In our series, the use of RA did not prolong operation time nor increase mortality or morbidity when compared to a younger population reported previously in our institution [12]. It is well established that leg wounds attract more infection [13, 14]. In our patients, the occurrence of SVG harvesting site infection was significantly higher when compared to RA harvesting site infection leading to prolonged hospital stays. Indeed, postoperative hospitalization still compared favorably with a previously reported series of patients [16].

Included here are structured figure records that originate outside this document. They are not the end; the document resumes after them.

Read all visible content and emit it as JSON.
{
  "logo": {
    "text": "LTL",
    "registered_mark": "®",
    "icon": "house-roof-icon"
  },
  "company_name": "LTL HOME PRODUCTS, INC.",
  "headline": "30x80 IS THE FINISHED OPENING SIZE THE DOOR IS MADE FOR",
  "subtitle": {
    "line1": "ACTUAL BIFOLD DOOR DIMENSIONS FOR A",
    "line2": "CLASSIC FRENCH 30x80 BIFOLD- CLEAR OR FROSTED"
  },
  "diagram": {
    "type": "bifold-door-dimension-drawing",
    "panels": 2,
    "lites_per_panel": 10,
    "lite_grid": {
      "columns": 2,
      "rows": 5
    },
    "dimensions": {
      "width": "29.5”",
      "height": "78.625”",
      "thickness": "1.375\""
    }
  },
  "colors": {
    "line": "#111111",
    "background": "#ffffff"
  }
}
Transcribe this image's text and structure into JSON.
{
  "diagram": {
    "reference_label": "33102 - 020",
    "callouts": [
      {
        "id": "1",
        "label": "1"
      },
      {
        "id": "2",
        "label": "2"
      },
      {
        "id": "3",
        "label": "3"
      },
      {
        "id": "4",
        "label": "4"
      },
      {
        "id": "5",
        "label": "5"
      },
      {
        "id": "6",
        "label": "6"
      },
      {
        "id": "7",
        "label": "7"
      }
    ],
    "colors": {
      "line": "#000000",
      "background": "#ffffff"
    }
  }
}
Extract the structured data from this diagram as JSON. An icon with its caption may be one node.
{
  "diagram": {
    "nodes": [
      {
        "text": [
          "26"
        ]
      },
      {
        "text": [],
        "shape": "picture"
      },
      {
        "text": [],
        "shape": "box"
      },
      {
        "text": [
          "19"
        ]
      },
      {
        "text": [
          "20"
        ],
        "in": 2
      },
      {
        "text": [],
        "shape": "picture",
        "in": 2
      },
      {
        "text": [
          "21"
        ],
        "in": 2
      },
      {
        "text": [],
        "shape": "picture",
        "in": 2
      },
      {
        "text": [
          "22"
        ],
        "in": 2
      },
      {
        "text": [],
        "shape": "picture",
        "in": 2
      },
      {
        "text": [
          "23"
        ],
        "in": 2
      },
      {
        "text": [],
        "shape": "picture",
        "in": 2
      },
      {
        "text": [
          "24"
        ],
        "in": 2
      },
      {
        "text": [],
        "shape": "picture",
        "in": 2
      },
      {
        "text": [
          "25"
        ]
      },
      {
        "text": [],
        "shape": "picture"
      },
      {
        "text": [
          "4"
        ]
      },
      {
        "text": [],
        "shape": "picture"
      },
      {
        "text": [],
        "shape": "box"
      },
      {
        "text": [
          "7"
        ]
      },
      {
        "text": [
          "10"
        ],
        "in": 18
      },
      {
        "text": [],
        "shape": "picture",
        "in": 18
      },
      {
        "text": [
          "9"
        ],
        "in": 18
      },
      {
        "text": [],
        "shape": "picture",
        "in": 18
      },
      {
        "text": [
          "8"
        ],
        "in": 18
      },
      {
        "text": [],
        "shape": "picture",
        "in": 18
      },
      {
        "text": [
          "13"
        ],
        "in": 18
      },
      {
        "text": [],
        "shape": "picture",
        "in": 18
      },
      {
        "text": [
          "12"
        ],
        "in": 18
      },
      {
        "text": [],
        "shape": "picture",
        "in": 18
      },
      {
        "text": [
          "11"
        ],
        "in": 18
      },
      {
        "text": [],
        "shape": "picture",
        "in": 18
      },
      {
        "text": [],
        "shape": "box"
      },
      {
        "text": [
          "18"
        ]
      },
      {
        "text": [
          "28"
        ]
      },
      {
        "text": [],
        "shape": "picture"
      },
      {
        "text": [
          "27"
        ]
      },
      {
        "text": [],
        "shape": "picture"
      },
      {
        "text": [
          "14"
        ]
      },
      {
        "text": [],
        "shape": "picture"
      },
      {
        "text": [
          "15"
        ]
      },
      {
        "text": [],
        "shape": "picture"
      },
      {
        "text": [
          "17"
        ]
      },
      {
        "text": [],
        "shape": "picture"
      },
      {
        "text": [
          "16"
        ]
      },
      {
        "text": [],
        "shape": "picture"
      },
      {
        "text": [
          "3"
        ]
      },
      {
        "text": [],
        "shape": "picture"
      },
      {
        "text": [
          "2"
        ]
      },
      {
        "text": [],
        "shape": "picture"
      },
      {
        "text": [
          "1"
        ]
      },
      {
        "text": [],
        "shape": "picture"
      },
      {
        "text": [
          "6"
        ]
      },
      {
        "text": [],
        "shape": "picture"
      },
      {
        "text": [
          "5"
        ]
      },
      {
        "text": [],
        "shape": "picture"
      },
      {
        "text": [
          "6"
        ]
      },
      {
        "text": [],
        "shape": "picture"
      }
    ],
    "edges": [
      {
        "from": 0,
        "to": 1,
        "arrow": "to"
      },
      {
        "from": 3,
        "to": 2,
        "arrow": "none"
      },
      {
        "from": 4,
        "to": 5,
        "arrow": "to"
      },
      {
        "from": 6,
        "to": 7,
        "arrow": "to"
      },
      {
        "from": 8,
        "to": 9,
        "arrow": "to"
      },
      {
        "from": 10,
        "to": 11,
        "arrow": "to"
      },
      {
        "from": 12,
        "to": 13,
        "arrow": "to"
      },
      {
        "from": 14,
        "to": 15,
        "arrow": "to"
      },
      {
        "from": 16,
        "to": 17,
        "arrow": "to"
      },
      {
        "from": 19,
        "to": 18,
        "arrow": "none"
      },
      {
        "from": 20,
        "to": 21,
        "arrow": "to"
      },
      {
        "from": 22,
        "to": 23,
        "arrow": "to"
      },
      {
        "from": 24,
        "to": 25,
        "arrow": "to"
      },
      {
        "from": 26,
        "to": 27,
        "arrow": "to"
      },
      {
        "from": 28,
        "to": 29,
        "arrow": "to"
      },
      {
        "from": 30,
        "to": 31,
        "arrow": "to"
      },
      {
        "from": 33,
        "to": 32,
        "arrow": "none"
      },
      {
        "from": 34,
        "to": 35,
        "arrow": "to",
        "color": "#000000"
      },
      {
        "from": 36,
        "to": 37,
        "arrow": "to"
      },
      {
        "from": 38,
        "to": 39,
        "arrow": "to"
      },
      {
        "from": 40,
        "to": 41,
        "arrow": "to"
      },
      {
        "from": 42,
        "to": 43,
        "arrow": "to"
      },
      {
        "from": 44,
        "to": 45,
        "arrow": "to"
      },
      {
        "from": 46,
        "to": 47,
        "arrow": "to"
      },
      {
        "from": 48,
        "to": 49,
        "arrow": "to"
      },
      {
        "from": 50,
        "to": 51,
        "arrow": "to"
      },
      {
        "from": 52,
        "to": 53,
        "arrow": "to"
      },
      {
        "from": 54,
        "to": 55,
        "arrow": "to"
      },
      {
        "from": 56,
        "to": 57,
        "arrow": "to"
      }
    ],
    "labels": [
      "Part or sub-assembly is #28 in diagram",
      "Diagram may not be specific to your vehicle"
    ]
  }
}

Our data suggest that routine use of the RA graft in patients, aged 65 years and older, is not associated with increased morbidity and does not increase the operative risk or the complexity of CABG surgery. The technique of harvesting the RA is easy to learn [12]. It appears to minimize the leg dissection and therefore leg wound infection, especially in elderly patients prone to infection or impaired healing of the leg wound. The procedure is safe and does not appear to compromise graft outcome, as the angiographic early patency rate (92.3%) compares favorably with other series [12, 17].
Those findings strongly suggest that avoidance of SVG could reduce morbidity of CABG particularly in elderly patients. This retrospective study shows that routine use of RA graft in patients, aged 65 years and older, is feasible, safe, and does not increase mortality, morbidity, or the complexity of CABG surgery. Total arterial revascularization could be considered in elderly patients without increasing morbidity.